When the Norse King of Dublin, Olaf I (Guthfrithson), seized York, Edmund marched North, beseiged the city, and finally, with the help of the Archbishops of Canterbury and York, settled a treaty. In 941 Olaf suffered a fatal accident while trying to raid Northumbria. Edmund marched north again, and removed the East Midlands area from the control of Olaf's cousin and successor, Olaf Sigtryggson, who was trying to both retain York and block Idwal of Gwynedd's advance from Wales. In 944, Edmund marched on York itself, expelling both Sigtryggson, and his rival Ragnall Guthfirthson (Olaf's brother). In the following year, he attacked Strathclyde, killed its king, and handed his kingdom to the Scots Malcolm I. By recognising Northumbria as the border between their kingdoms, he obtained Malcolm's favour for life.
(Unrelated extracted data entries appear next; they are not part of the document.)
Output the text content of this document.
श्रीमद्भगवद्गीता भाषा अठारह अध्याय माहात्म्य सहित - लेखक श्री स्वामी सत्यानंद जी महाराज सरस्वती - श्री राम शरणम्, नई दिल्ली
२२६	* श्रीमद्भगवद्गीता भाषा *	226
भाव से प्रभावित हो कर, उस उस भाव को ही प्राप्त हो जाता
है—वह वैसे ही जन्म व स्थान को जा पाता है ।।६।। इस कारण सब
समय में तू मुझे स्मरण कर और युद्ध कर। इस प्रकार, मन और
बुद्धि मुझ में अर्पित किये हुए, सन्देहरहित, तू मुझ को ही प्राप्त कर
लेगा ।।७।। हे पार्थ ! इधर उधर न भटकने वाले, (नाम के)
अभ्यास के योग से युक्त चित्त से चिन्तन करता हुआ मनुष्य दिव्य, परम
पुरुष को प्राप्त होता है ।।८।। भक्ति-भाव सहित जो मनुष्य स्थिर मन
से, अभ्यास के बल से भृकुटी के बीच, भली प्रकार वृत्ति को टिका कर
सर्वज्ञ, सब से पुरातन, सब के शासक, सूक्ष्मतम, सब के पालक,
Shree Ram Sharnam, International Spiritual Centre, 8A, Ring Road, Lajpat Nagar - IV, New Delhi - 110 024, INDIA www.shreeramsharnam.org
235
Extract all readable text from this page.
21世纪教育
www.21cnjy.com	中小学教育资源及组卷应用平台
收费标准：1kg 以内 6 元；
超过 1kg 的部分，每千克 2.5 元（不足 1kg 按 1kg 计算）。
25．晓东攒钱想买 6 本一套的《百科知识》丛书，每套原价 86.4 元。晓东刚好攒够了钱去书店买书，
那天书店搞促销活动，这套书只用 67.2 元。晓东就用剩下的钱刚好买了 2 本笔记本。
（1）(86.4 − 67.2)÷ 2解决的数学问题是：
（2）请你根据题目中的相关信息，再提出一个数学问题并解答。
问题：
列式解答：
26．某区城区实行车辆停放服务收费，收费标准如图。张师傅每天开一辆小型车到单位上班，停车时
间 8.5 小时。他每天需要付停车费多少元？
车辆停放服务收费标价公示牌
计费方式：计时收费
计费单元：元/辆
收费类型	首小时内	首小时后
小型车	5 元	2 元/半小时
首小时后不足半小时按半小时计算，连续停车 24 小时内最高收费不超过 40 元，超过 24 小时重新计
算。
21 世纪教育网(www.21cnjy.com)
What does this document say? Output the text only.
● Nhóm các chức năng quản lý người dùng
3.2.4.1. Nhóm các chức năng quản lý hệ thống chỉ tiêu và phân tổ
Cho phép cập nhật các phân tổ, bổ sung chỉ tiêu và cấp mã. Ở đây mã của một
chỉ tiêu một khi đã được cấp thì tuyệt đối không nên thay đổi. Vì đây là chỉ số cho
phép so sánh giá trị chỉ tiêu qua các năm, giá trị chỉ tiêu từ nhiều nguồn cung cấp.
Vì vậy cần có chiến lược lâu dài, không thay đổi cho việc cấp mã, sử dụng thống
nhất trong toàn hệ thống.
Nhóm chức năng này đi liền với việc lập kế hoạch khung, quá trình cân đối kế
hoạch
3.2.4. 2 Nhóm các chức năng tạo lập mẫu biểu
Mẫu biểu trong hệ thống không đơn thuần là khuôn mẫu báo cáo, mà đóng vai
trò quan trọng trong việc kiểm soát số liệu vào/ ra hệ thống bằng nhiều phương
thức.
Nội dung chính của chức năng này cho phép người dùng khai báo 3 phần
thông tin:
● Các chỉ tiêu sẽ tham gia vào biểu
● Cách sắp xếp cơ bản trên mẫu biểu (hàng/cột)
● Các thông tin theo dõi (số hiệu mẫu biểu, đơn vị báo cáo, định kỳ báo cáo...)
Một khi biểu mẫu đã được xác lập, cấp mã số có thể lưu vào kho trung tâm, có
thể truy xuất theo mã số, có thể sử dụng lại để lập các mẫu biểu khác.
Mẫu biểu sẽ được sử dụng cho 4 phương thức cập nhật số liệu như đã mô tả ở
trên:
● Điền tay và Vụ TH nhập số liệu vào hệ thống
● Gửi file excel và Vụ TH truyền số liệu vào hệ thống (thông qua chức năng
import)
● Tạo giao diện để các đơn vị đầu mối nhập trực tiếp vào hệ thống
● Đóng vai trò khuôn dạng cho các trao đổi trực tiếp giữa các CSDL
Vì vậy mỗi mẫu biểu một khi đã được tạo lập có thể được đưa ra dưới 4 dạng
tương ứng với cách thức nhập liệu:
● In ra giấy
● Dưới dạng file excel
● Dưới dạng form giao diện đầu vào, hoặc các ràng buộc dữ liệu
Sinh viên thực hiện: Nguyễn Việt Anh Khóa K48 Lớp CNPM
Edmund married twice, first to (later Saint) Aelfgith, who bore him two sons, Eadwig and Edgar before her death in 944CE. He then married Ethelflead, daughter of Aelfgar, Ealdorman of Wilthshire, who gave him no children. Edmund died in 946, stabbed in a scuffle when the outlaw Leofa infiltrated Edmund's hunting lodge at Pucklechurch in Gloucestershire. This is recorded in the Anglo Saxon Chronicle. He was buried at Glastonbury, and succeeded by Eadred, his younger brother.

His attribution as "the Magnificent" may have been an attempt at translating into Latin a Saxon epithet meaning "Doer of Deeds".